Tucson Schools Bleeding $20 Million as Voucher Program Fuels Budget School Closures

Shelly Hartman is a retired educator who spent 32 years working and fighting for Public Schools.

The Tucson Unified School District is hemorrhaging $20 million annually as Arizona’s controversial voucher program diverts crucial funding away from public classrooms, according to Shelly Hartman from Save Our Schools.

Speaking at a meeting of the LD18 Democrats on August 26, 2025, Hartman painted a dire picture, revealing that nearly 4,000 TUSD students are now enrolled in the Empowerment Scholarship Account (ESA voucher) program, taking an average of $10,000 per child. 85% of these students were never in public school, meaning they had already attended and could afford private options.

The financial exodus is pushing the district toward potential school closures while crippling its ability to compete for quality teachers.     

“That’s teacher pay. That’s paying for staff.
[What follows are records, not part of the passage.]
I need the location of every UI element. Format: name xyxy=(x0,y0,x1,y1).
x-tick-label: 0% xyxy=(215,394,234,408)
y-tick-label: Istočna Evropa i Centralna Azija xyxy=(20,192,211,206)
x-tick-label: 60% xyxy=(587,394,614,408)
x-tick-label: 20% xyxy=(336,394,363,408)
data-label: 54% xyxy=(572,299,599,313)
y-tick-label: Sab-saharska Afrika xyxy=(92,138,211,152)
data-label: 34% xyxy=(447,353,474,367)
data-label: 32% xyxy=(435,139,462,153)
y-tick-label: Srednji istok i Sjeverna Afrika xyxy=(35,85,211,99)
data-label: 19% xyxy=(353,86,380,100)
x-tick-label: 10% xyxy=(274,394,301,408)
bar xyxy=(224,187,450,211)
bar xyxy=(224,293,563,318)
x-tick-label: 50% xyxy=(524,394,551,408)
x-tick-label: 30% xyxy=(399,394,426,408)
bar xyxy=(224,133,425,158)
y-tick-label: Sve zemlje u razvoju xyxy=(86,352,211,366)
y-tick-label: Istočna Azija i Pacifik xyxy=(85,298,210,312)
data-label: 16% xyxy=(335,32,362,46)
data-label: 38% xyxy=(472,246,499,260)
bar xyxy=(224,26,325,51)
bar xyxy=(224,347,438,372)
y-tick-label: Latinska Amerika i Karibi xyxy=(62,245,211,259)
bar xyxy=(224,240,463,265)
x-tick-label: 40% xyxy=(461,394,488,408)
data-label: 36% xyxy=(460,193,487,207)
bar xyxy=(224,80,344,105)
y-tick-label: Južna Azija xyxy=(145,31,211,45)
It’s programs that help keep the schools running,” Hartman warned, describing how district officials are now forced into impossible budget decisions as millions drain from their coffers.

The crisis exposes a tale of two school systems within Tucson’s borders. While TUSD struggles with massive funding losses, neighboring districts like Vail and Marana appear to thrive — not because they’re immune to voucher losses, but because explosive population growth and new construction provide property tax windfalls that offset the bleeding.

Republican lies

Republicans have weaponized this disparity, Hartman charged, using thriving suburban districts as proof that funding isn’t the problem while painting Tucson schools as failures. The reality tells a different story: TUSD operates 90 schools and has zero F-rated schools, only four D-rated schools, and has shown consistent improvement over three evaluation cycles.

“Those talking points are lies that Republicans use,” Hartman declared, challenging the narrative that vouchers represent genuine school choice.

The voucher drain creates cascading problems beyond basic funding. Special education students who accept ESA money lose crucial legal protections, yet federal law still requires TUSD to provide expensive services like speech therapy and evaluations are available, even for students attending private schools 20 miles away.

“The money is out. They don’t have that money for that child,” Hartman explained, describing how districts must maintain costly services without the enrollment to justify them.

Perhaps most galling to public education advocates: wealthy families are gaming the system, using tax-funded vouchers to subsidize private school tuition they could already afford, or simply banking the money for future college expenses.

“My tax dollars are now going to fund millionaires’ children who are going to private schools,” Hartman said, arguing the funds belong in public classrooms serving all students.

The financial pressure comes as districts face additional enrollment challenges from declining birth rates. Phoenix Elementary has already announced five school closures this year due to shrinking student populations.

Meanwhile, a separate seven-year legal battle recently concluded with courts ordering the state to pay $7 billion in capital funding for building maintenance–highlighting years of systematic underfunding of public education infrastructure.

As TUSD officials contemplate potential school closures, Hartman posed a provocative question: “If you imagine what a fully funded public school in Tucson Unified District would look like, I think you would say, wow, those schools are amazing.”

Voters have rejected school vouchers since 2018.

The voucher debate intensifies as Arizona continues expanding the program despite mounting evidence of its impact on traditional public schools.

A poll by Stand for Children Arizona in early 2024 found that 60% of likely Arizona voters oppose the Empowerment Scholarship Account (ESA) voucher program after being informed about concerns like lack of oversight, use on non-educational expenses, and teacher background checks.

Within that, 48% were in strong opposition.

The same poll found 84% of Arizona voters (including across party lines) believe the ESA voucher scheme needs reform.

Also from that poll: 65% of voters said they would vote for a ballot measure to reform the ESA program by increasing oversight/transparency and limiting eligibility to those in need.

In a decisive vote, Arizonans turned down Proposition 305 in 2018, blocking a major expansion of the state’s school voucher program. The ballot measure sought to widen eligibility for Empowerment Scholarship Accounts, allowing all 1.1 million public school students to use taxpayer dollars for private education.

Voters rejected the plan by a 65% to 35% margin, reflecting widespread concern that the measure would drain funding from already under-resourced public schools.

The Republican-led Legislature, however, ignored the will of the voters.